The FCC is likely to have a DTV broadcast flag item on its Oct. meeting agenda and “there’s a good deal of unanimity on the Commission on this issue,” said the former chief of staff of Chmn. Powell. Speaking at the Computer & Communications Industry Assn. (CCIA), Marsha MacBride said that despite outside concerns about the FCC’s acting, there was a narrow window if any flag standard could be incorporated in the next production cycle of DTV sets, following the plug-&-play agreement: “If we do it in 3 months we might as well do it in a year.” CCIA would be fine with a year’s wait, as it opposes the flag and believes it won’t work. MacBride said “there’s no sense in adopting a regulation that’s not going to work,” but said the FCC had its own experts studying the issue. She said the agency also had to examine “if it’s not going to do everything, are there still benefits [in imposing a flag] that outweigh the harms?” Some in Congress have questioned whether the FCC has the authority to impose a flag. “We're taking it very seriously the jurisdiction issue, and if we weren’t, we are now after yesterday” when the do-not-call list was thrown out by U.S. Dist. Court, Oklahoma City. She said if the FCC didn’t promote a flag, Congress must do so because otherwise some broadcasters won’t put out top content. Sen. Brownback (R- Kan.) repeated his criticism of possible FCC plans to mandate a DTV broadcast flag. Last week, he introduced S-1621 that would ban federal technology mandates. Brownback said a more appropriate way to handle protecting DTV signals would be the industry-crafted plug-&-play agreement between the cable and CE industries and ratified by the FCC. He was less enamored of a possible FCC rulemaking on a broadcast flag: “I don’t think this is the way to go.”
The full FCC will rule soon on wireless local number portability (LNP) implementation issues, including Wireless Bureau guidance on which 5 carriers have sought Commission review, Wireless Bureau Chief John Muleta told reporters Tues.
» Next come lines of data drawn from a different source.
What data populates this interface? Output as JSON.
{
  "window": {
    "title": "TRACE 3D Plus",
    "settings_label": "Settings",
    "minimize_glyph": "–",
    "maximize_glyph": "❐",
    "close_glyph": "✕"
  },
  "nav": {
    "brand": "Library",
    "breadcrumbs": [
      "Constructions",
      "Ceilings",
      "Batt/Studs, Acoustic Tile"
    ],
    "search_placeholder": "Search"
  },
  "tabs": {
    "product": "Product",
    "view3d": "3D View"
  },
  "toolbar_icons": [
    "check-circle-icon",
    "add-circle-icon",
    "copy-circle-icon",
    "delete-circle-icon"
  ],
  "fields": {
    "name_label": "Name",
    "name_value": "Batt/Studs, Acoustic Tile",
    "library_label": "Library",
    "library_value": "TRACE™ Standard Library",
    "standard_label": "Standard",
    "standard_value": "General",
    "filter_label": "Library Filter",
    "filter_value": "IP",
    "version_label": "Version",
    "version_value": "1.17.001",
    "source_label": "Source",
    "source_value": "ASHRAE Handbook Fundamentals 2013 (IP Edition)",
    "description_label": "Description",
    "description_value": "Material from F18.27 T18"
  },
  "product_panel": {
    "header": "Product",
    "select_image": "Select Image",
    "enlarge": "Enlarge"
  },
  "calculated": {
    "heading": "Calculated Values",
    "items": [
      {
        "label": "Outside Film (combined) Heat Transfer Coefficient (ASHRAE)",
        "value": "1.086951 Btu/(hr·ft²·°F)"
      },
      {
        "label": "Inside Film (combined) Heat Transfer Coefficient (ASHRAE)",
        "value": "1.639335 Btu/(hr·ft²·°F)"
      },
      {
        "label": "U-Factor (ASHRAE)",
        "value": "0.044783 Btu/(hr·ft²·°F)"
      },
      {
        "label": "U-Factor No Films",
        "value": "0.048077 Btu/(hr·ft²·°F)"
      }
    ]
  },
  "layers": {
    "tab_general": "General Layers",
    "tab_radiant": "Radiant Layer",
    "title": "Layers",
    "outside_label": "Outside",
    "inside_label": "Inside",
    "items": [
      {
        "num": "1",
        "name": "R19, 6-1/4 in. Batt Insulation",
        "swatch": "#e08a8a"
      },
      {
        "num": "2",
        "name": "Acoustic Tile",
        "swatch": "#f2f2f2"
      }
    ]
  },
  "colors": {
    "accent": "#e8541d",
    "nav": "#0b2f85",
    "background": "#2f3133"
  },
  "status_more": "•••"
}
He stressed that the FCC was holding to a Nov. 24 LNP deadline, noting that Verizon and Verizon Wireless reached an LNP pact this week. “If there’s a will, there’s a way,” he said. “So that’s going to be the motto for LNP because carriers that are interested in doing it find ways of being able to do it.”
DirecTV CEO Eddy Hartenstein said Tues. that his company and News Corp. were committed to providing local programming in all 210 DMAs by 2008: “The goal is to get there by ‘06 but there are a lot of hurdles to get there -- technology, spectrum and all of that.” His comments came at a presentation and news briefing during the Satellite Bcstg. & Communications Assn.’s (SBCA’s) first Retailer Rally. The event attracted 289 registrants including retailers and corporate members.